I tried deriving this last one by integrating the Euler-Lagrange equations from $-\infty$ to $\infty$ to obtain:
$$\Lambda A+c_1-2=0$$ $$-\Lambda (1-A) + c_2 - 2=0$$
(This is one boundary condition too many, but there's redundancy somewhere - if I leave out any one and plug it into scipy.integrate.solve_bvp, the solution I get still satisfies the last one.)
The problem is that my constraint $\int_{-\infty}^{\infty}y(t)x'(t)dt=A$ is sufficient but not necessary to satisfy the boundary conditions.

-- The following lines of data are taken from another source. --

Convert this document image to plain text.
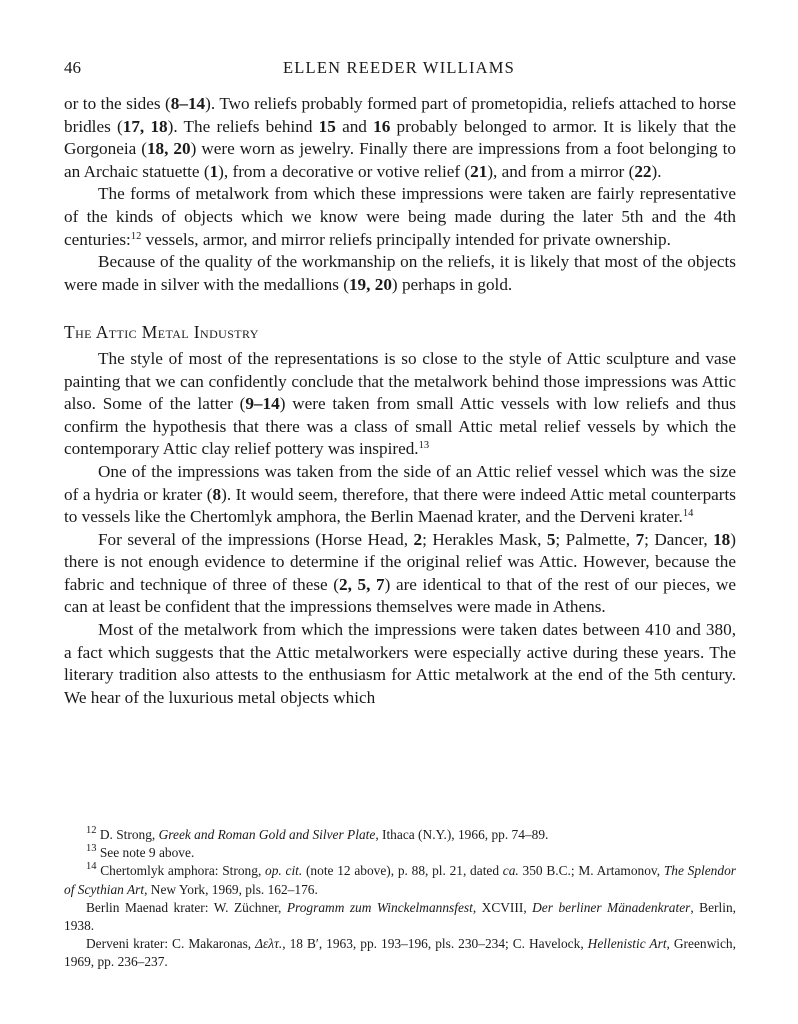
46	ELLEN REEDER WILLIAMS

or to the sides (8–14). Two reliefs probably formed part of prometopidia, reliefs attached to horse bridles (17, 18). The reliefs behind 15 and 16 probably belonged to armor. It is likely that the Gorgoneia (18, 20) were worn as jewelry. Finally there are impressions from a foot belonging to an Archaic statuette (1), from a decorative or votive relief (21), and from a mirror (22).

The forms of metalwork from which these impressions were taken are fairly representative of the kinds of objects which we know were being made during the later 5th and the 4th centuries:$^{12}$ vessels, armor, and mirror reliefs principally intended for private ownership.

Because of the quality of the workmanship on the reliefs, it is likely that most of the objects were made in silver with the medallions (19, 20) perhaps in gold.

The Attic Metal Industry

The style of most of the representations is so close to the style of Attic sculpture and vase painting that we can confidently conclude that the metalwork behind those impressions was Attic also. Some of the latter (9–14) were taken from small Attic vessels with low reliefs and thus confirm the hypothesis that there was a class of small Attic metal relief vessels by which the contemporary Attic clay relief pottery was inspired.$^{13}$

One of the impressions was taken from the side of an Attic relief vessel which was the size of a hydria or krater (8). It would seem, therefore, that there were indeed Attic metal counterparts to vessels like the Chertomlyk amphora, the Berlin Maenad krater, and the Derveni krater.$^{14}$

For several of the impressions (Horse Head, 2; Herakles Mask, 5; Palmette, 7; Dancer, 18) there is not enough evidence to determine if the original relief was Attic. However, because the fabric and technique of three of these (2, 5, 7) are identical to that of the rest of our pieces, we can at least be confident that the impressions themselves were made in Athens.

Most of the metalwork from which the impressions were taken dates between 410 and 380, a fact which suggests that the Attic metalworkers were especially active during these years. The literary tradition also attests to the enthusiasm for Attic metalwork at the end of the 5th century. We hear of the luxurious metal objects which

$^{12}$ D. Strong, Greek and Roman Gold and Silver Plate, Ithaca (N.Y.), 1966, pp. 74–89.

$^{13}$ See note 9 above.

$^{14}$ Chertomlyk amphora: Strong, op. cit. (note 12 above), p. 88, pl. 21, dated ca. 350 B.C.; M. Artamonov, The Splendor of Scythian Art, New York, 1969, pls. 162–176.

Berlin Maenad krater: W. Züchner, Programm zum Winckelmannsfest, XCVIII, Der berliner Mänadenkrater, Berlin, 1938.

Derveni krater: C. Makaronas, Δελτ., 18 B′, 1963, pp. 193–196, pls. 230–234; C. Havelock, Hellenistic Art, Greenwich, 1969, pp. 236–237.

Another solution, for any $A$, is
$$\Lambda=0, c_1=c_2=2.$$ And in fact, if I don't guess a solution close enough to the one I'm looking for, sometimes solve_bvp gives me $$\Lambda=0, c_1=c_2=2, x(t)=X(t), y(t)=Y(t).$$
How can I derive a better boundary condition equation for my constraint?